Video Volunteers has carried out projects or collaborated with organizations in more than 10 countries, including the US, India, and Brazil, and has partnered with such organizations as Witness, the Global Fund for Children, Pangea Day, MTV, and others. VV was short-listed by the Development Gateway Awards, and in 2008 they were one of the five shortlisted organizations for the King Baudouin Foundation (of Belgium) International Development Prize.

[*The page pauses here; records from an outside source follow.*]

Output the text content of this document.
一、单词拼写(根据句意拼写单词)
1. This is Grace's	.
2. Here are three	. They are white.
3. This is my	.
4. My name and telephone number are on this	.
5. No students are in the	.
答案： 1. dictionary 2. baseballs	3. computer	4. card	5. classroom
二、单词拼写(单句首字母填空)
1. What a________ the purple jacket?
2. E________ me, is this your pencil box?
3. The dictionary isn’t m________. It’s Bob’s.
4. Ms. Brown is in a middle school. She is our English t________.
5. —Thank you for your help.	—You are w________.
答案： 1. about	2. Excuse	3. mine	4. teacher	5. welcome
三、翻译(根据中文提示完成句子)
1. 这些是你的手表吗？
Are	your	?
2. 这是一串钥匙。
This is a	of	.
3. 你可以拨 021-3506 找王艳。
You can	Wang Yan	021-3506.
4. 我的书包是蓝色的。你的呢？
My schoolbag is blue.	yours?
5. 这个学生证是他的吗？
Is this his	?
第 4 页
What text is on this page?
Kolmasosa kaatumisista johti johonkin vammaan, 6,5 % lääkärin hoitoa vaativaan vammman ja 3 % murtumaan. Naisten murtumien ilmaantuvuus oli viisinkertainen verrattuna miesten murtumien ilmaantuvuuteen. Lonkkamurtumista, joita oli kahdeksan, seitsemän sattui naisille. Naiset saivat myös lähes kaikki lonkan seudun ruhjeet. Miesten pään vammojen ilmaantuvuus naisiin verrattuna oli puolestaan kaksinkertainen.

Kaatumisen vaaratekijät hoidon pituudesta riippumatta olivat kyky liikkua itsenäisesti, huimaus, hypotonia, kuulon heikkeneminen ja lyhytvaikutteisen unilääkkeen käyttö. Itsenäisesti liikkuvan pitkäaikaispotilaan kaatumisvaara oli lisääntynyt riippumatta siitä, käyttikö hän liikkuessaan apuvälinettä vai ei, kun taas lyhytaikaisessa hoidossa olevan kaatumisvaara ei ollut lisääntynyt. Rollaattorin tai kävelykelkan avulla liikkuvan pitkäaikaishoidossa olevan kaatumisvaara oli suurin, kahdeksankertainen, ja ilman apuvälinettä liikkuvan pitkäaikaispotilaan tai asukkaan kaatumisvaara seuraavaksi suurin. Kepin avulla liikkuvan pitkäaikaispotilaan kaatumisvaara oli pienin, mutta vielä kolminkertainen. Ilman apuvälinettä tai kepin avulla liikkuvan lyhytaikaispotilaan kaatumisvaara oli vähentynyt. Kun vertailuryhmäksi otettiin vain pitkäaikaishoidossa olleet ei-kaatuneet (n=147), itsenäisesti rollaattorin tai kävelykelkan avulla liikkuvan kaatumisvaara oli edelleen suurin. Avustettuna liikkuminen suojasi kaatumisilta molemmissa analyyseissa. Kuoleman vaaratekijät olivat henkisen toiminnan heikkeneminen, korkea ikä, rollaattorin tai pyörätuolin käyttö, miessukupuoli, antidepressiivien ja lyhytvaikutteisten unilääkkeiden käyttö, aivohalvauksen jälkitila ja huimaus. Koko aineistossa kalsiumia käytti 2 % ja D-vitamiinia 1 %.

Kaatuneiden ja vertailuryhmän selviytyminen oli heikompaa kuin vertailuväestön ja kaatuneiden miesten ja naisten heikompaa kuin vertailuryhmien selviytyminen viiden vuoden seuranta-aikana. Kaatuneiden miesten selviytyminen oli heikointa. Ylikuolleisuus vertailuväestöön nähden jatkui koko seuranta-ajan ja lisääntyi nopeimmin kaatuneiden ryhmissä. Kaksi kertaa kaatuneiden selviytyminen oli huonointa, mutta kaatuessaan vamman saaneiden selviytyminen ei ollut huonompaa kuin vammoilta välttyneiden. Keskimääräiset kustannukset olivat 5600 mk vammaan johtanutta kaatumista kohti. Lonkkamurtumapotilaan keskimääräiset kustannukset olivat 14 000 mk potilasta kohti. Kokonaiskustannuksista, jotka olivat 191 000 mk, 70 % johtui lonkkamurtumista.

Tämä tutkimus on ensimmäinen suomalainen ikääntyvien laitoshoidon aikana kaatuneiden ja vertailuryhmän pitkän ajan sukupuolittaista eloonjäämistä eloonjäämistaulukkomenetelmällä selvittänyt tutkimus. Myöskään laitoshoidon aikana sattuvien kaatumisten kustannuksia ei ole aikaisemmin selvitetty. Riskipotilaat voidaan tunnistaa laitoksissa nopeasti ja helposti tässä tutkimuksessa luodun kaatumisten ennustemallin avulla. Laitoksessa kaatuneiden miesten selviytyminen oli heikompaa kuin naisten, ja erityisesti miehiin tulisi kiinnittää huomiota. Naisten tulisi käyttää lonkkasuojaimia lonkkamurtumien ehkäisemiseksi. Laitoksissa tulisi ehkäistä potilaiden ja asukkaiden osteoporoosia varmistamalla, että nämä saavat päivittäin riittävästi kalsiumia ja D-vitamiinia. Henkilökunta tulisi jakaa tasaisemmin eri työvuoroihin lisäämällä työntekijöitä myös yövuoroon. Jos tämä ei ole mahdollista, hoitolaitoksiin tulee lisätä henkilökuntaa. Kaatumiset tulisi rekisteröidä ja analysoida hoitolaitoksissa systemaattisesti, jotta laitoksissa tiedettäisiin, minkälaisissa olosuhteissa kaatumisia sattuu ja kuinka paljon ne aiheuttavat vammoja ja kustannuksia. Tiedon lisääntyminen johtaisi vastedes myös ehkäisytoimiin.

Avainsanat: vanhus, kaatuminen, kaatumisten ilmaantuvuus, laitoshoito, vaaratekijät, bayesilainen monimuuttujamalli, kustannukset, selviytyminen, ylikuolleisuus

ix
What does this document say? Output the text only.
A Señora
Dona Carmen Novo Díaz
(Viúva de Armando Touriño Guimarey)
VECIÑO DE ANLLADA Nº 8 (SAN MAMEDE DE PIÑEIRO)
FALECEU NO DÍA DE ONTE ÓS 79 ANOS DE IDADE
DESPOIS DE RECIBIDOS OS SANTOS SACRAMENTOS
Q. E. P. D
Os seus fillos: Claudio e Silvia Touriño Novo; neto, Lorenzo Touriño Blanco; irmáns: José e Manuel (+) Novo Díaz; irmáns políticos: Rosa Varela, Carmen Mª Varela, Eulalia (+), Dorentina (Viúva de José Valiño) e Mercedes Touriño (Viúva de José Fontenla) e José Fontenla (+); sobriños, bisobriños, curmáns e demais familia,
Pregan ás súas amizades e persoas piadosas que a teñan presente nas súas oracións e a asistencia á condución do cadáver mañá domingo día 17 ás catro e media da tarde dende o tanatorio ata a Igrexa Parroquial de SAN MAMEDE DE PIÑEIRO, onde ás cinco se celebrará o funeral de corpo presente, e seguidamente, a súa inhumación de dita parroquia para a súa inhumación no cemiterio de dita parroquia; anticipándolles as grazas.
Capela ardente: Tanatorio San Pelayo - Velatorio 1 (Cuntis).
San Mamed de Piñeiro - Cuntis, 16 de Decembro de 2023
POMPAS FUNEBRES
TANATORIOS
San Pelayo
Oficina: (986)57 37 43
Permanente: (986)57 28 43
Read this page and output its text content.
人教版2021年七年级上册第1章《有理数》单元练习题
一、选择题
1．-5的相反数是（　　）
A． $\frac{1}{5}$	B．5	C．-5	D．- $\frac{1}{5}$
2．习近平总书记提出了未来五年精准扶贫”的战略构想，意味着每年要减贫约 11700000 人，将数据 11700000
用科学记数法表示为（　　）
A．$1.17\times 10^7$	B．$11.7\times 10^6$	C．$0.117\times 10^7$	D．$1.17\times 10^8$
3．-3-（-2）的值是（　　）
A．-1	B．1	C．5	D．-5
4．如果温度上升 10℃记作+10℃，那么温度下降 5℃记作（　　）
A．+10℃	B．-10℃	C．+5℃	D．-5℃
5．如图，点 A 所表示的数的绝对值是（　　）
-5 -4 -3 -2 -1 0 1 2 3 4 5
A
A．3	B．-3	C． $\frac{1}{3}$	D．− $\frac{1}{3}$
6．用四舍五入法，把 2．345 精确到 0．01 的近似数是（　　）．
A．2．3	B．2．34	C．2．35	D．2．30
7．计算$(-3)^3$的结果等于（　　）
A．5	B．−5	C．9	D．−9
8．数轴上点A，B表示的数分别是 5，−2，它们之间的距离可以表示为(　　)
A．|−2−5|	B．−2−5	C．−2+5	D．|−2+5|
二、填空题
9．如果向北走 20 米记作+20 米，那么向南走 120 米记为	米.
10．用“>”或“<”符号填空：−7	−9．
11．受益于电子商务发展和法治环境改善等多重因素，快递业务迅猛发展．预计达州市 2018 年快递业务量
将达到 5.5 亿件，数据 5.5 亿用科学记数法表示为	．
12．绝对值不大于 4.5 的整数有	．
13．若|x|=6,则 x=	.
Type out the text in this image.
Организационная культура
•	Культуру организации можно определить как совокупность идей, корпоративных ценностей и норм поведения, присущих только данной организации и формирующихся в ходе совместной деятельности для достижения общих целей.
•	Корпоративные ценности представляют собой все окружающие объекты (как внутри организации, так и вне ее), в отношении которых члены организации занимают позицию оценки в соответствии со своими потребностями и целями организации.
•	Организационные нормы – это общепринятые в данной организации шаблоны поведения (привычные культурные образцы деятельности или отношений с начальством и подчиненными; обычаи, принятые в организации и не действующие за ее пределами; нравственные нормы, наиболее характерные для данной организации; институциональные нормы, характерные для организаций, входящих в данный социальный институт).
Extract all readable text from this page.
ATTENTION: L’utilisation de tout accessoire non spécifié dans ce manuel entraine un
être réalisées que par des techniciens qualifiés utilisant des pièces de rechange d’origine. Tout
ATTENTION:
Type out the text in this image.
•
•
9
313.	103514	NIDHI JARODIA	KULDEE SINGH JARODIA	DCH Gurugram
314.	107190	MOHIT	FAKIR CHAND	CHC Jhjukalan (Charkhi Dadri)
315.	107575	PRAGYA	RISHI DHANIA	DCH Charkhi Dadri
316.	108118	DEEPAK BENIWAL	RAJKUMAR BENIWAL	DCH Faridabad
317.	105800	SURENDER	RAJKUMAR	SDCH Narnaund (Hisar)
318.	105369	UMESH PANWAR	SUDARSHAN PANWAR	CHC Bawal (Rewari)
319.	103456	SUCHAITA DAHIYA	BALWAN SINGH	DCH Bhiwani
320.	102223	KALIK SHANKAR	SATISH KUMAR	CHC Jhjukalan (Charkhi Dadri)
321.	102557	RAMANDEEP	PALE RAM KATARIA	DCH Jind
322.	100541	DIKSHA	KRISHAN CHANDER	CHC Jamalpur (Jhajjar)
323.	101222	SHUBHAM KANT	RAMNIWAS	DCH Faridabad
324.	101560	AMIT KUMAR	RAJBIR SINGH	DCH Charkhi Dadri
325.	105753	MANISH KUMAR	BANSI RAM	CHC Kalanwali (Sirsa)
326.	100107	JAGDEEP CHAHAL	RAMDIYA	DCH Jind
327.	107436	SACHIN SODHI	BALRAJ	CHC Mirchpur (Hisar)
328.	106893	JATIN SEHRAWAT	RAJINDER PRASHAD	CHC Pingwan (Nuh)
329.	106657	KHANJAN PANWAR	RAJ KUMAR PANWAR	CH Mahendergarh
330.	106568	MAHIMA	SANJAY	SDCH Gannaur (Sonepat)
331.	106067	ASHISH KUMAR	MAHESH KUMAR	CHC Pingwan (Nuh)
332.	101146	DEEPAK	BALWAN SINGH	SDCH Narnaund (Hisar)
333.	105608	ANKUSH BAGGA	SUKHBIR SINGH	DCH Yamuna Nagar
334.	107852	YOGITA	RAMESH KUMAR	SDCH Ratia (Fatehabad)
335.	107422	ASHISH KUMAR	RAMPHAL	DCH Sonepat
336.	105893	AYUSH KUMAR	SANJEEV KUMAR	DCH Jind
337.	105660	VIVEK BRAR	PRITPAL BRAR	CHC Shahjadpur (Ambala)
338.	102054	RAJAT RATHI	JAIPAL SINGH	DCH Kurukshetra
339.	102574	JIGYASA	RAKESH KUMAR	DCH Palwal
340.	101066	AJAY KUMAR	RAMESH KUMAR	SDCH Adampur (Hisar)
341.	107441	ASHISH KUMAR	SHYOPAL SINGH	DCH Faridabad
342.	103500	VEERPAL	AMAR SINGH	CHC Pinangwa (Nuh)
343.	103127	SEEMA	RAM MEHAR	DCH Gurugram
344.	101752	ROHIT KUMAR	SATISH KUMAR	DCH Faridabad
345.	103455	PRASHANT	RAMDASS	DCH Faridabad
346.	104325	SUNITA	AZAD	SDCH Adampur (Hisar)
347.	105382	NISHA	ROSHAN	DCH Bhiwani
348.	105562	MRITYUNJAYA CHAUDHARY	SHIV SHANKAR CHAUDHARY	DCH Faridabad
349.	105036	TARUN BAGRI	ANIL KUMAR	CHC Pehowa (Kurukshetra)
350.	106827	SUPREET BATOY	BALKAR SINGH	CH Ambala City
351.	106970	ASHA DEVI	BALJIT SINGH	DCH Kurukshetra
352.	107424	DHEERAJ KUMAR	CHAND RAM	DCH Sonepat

Co-founder Jessica Mayberry has been recognised as an Ashoka Fellow, an Echoing Green Fellow, and a TED Fellow.Sources: https://www.ashoka.org/en-us/fellow/jessica-mayberry https://fellows.echoinggreen.org/fellow/jessica-mayberry/

==Collaborations==
Video Volunteers has engaged in partnership, funding, consultancy and training relationships with many leading organizations, including the UNDP, Witness, the Fledgling Fund, the Art Action Foundation of Singapore, The Global Fund for Children, Pangea Day, International Youth Foundation, HIVOS, Creative Visions Foundation and Goethe-Institut. Concepts developed by Video Volunteers have been supported by USAID, UNESCO, and the Sir Dorabji Tata Trust. In May 2010, Video Volunteers acted as the community media partner for the UN's World Summit of the Information Society (WSIS) Forum. Video Volunteers’ work has been featured on MTV, Nickelodeon, Al Jazeera, The Star Network, Pangea Day, several CNN platforms, prominent Indian news stations, and Current TV.